Hace unos días asistí con unos amigos a la celebración de una boda. El rito, debo decirlo, me parecía intolerable. Esas ficciones, esas apariencias de lo sagrado, al aparecer frente a mí con toda su falsedad, creaban un denso clima irrespirable. Pero, en cambio, uno de los amigos decía lo contrario. Él decía estar contento, decía que preferir la ficción de Dios, saber que todo en el mundo es apariencia. Era preferible vivir esa falsedad porque ésta resolución le permitía disfrutar a plenitud de la grandeza de los hombres.
Así que una vez más me equivocaba. A la muerte de Dios aún nos quedan algunos caminos: aceptar su deceso, fingir su existencia o sustituirlo con otro numen. El primer camino entraña una valentía que pocos hombres llevan dentro. Vicente Huidobro, en el primer canto de Altazor, se pregunta por la necesidad de cambiar la moral cristiana por una nueva, esto es, se pregunta el para qué cambiar el mundo construido por el hombre a raíz del cristianismo por otro que, acaso, sea una prolongación del cadáver. Huidobro, en el poema, se enfrenta a la Nada de manera gozosa: descubre el placer en la revelación del azar. Otros, los más, preferimos fingir. Unos a través de las hermosas mentiras de siempre mientras otros fingimos la ausencia mediante la sombra de un dios acaso igual de abstracto e inasible que el cristiano. El hombre tiende a adorar objetos abstractos: el país, la nación, la economía, el mercado, la democracia. La cuestión es no abolir la trascendencia.

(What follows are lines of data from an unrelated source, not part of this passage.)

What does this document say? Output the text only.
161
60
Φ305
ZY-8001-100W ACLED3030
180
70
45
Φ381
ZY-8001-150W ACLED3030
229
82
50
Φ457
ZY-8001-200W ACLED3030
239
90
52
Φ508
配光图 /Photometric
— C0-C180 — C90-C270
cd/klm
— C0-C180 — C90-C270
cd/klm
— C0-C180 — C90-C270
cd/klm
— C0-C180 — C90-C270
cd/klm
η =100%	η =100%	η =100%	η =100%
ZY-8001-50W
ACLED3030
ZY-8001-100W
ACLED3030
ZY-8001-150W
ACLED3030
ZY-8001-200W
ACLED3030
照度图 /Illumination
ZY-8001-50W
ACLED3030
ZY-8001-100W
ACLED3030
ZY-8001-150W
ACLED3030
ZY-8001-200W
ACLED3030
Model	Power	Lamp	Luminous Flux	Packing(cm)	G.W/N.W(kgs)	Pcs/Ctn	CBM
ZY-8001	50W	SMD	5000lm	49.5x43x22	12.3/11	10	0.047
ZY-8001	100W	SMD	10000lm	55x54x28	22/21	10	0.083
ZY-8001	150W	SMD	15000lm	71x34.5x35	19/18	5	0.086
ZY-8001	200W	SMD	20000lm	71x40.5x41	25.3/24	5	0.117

Estas sustituciones son quizá porque tememos a la muerte o porque, como diría Bécquer, todo es mortal, o porque no afrontamos con entereza la verdadera clave de la vida: el azar. El azar singulariza toda la experiencia diaria. La virtud de lo efímero es cristalizar la vida, quiero decir, hacerla transparente dentro de una imagen, contrario a lo que sucede con lo eterno que hace a la vida banal dentro de su ciclo de repeticiones.
Quizá en lugar de preocuparnos en demasía por la muerte, por el azar, por un rito cualquiera, deberíamos vivir, dejar constancia de nuestra existencia en una imagen o acto que se sostenga de forma gozosa, un acto valiente y sabio, azaroso y único: poesía.